The owner of Fat Cats Entertainment Complex, who appeared before the Rolla City Council several times in 2013, showed up again Monday night.

The owner of Fat Cats Entertainment Complex, who appeared before the Rolla City Council several times in 2013, showed up again Monday night.
Near the end of the meeting, when residents are allowed to speak to the council on any issue, Fat Cats owner Josh Noe stepped up to the microphone.
“I’d like to share some facts,” said Noe, who explained he had watched a video recording of the meeting held two weeks ago at which neighbor Jim Corey complained that the noise from Fat Cats continues unabated.
What followed was similar to previous meetings about noise from Fat Cats, with the exception that one councilman erupted in anger and told Noe he ought not be in business where he is.
And at the end of the discussion, Mayor Lou Magdits told Noe that the city administration, city attorney and city counselor will assess the situation and come back with recommendations.
At the last meeting, Corey indicated he believed Noe had been convicted of noise charges and would continue to do business with excessive noise, paying the fines because it was easier and cheaper than to make an effort to stop the noise.
Because of the excessive noise, Corey said, he was putting his house on the market but was concerned that he would not get a good price because he felt Fat Cats has been a nuisance.
Noe defended himself Monday night, saying that he has been portrayed as “a jerk,” but he is trying to be a good neighbor.
“Anytime someone complains about Fat Cats, a citation is issued,” Noe said, saying policemen have told him that the new department policy is to issue the citation and then let City Attorney Brendan Fox determine whether to continue with prosecution in Rolla Municipal Court.
Noe said he does not have the attitude that he will “just pay the tickets and not do anything” about the noise. That impression may have come from his statement, “If I have to pay, I’ll pay it,” he said.
“I haven’t been convicted of anything since you all approved me,” Noe said, referring to the council’s approval of a Family Entertainment and Recreation Center district zoning for that property, owned by Charlotte Barrack Trust and located behind The Family Center, off Highway 72.
Only two neighbors complain about the noise, he said, Corey being one of them. Noe said the other family has not spoken publicly to the council, and they will no longer speak to Noe.
But other neighbors have no problem with Fat Cats, and Noe said he had signatures from those neighbors who “say they don’t hear anything.”
Noe said he has taken a further step to alleviate the noise, especially night-time noise, by building another wall inside the building, making an inside entrance to allow people to go outside for smoking or to leave the establishment without opening the door to the concert area.
A decibel standard for all businesses like his needs to be set, Noe said, for other bars with music make more noise in their neighborhoods than does Fat Cats, he charged.
Noe said Fox and the Rolla Police Department are “researching” decibel levels.
“We’re both on the same page,” Noe said of himself and Fox.

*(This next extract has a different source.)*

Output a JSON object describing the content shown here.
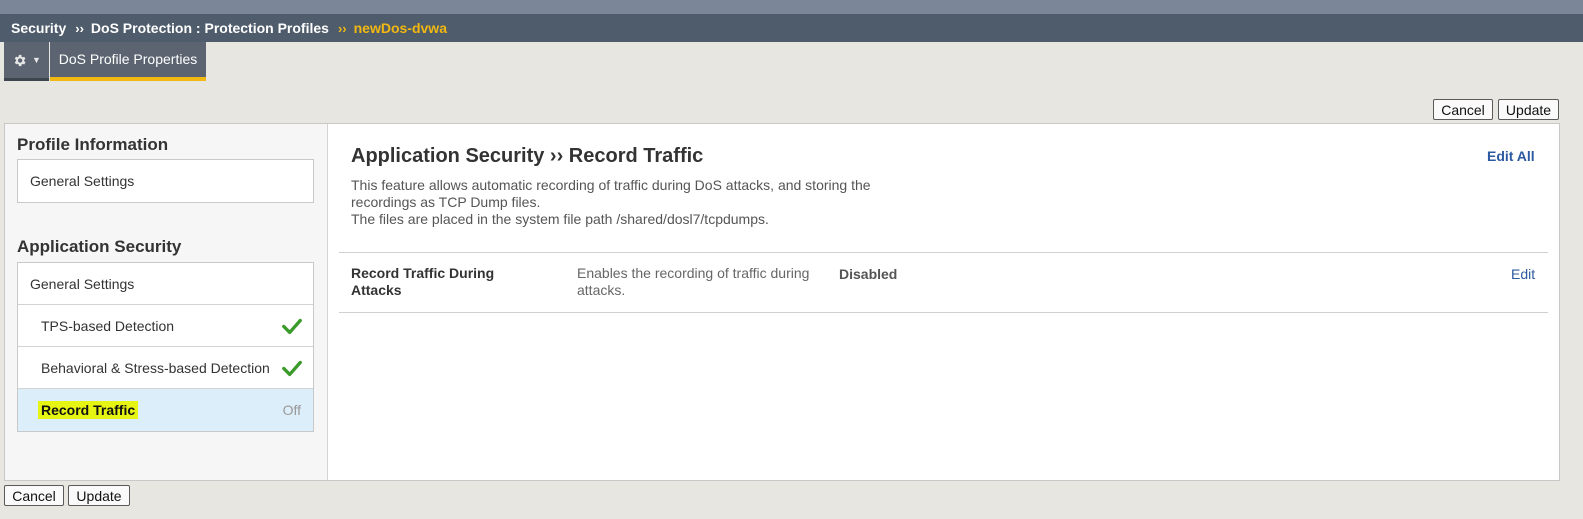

Councilman Don Morris told Noe, “I have been in these neighborhoods. I heard the bass.” It is the steady thumping of the bass accompaniment that keeps the neighbors awake, he said.
City Counselor Lance Thurman told Noe that coming up with a standard will be difficult, for “You are a completely new thing. You are the only FERC ... You have a separate zoning that we’re never used before ... You have created a new entity. Everybody in your class of zoning is you.”
Councilman Kelly Long asked Noe, “If your neighbors were making noise, what would be the decibel level acceptable to you ... We have people telling us that they can’t sleep.” Long said it makes sense to him that the decibel level should be zero. Noe said a public library typically has a decibel level of 40.
“I just want to make this work,” Noe said.
Councilman Anthony “Tony” Bahr disputed Noe’s statements that he wanted to work with neighbors and the city.
“I don’t believe you. I haven’t believed you from the first day,” Bahr said. “You haven’t done a damn thing over there.”
He added that he and other councilmen had told Noe from the beginning that the building chosen, the former Magic Lantern Skating Rink, was not a good place for Noe to be. It is too close to homes.
“We need to shut you down, buddy,” he said, angrily. “If I get my way, that’s what we’re going to do.”
Although Noe had attempted to give Bahr the list of neighbors who are said to be supportive of him, Bahr would have none of that.
“I don’t want your damn list,” the councilman said. “I want you out of that neighborhood.”
Long said the problems have resurfaced lately because “people are trying to sleep with their windows up.”
And Councilman Walter Bowe warned that the problem seems unsolvable and out of the control of Noe. The problem, Bowe said, is the noise made by customers outside. Even if walls are built and soundproofing is added, cars and people talking will create a noise problem.